C’è qualcosa di squallido e di profondamente ingiusto nel triste epilogo della finale di Coppa Italia 2019. C’è che non ha vinto il migliore, ma chi ha avuto un sostanziale e determinante aiuto dall’arbitro, il signor Banti, nella foto mentre festeggia con Lucas Leiva, giacchetta nera incappata in un errore tra i più incredibili nella recente storia del pallone, sullo 0-0, nel momento migliore dell’Atalanta, il direttore di gara non ha concesso ai nerazzurri un rigore sacrosanto per un fallo di mano in area di Bastos, che, già ammonito, avrebbe lasciato i suoi in inferiorità numerica. E in un match tanto equilibrato la Dea avrebbe portato a casa il trofeo. Siamo ai tempi del Var, proprio per questo la svista è inammissibile, in grado di rovinare una bella serata di sport, vissuta comunque alla grande dal popolo bergamasco, venticinquemila anime che hanno sostenuto la propria squadra per i novantacinque minuti di gara. Un bell’esempio, la sola cosa splendida di questo mercoledì sera, l’ennesima lezione agli ultrà capitolini, che invece si sono scontrati con le forze dell’ordine.

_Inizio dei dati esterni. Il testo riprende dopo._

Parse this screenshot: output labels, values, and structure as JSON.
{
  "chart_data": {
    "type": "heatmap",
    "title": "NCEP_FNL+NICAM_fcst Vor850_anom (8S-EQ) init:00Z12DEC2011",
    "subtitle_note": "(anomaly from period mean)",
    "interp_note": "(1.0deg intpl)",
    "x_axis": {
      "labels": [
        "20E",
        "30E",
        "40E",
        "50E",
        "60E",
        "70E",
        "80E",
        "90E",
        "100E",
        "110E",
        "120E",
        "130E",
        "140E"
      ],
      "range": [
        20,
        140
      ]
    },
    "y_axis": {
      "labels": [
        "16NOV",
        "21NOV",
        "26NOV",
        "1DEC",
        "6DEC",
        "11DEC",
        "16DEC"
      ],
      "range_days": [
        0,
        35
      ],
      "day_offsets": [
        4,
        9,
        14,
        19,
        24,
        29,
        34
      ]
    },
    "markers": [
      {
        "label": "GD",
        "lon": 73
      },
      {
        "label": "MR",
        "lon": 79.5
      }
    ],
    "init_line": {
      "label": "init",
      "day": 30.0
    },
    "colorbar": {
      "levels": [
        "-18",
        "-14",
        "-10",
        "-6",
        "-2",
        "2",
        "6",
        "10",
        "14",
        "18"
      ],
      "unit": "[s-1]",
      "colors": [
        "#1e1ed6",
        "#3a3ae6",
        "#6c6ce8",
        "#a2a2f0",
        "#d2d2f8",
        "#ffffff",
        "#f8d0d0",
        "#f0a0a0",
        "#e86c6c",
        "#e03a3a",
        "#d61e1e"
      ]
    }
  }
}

Ma di terribile non ci sono solo i clamorosi sbagli della terna, pure il comportamento di gran parte dei giocatori biancocelesti, intenti in una continua caccia all’uomo nei confronti di Ilicic, picchiato duro, sempre con calci sugli stinchi, almeno in otto occasioni, dimezzando in questo modo scorretto la forza del campione atalantino perché le botte fanno male, si sentono sulle gambe e, giocoforza, diminuiscono il rendimento del calciatore preso a legnate. C’è il telecronista, Rimedio, sfacciatamente di parte, emozionato ed entusiasta ad ogni azione dei biancocelesti, e non si fa se si lavora per una tivù di Stato, pagata con i soldi dei contribuenti, che sono anche bergamaschi.
C’è pure che ha vinto e festeggiato una dirigenza che ha un presidente, Lotito, che nel momento della celebrazione va a dire al suo mister: “Ho mandato affanculo Gasperini”. Col tecnico, Inzaghi, che gli risponde: “Hai fatto bene”. Qui ogni commento è superfluo, teniamoci stretti Percassi e Gasperini, due giganti, che mai e poi mai, nel momento della festa, si sarebbero lasciati andare a frasi del genere.
Ci fosse un dio del pallone, la finale avrebbe avuto tutt’altro esito, ma non c’è, a riprova che in Italia spesso succede che non vincano i migliori. Ora serve una profonda riflessione sullo stato del nostro pallone, che ieri ha toccato il suo punto più basso.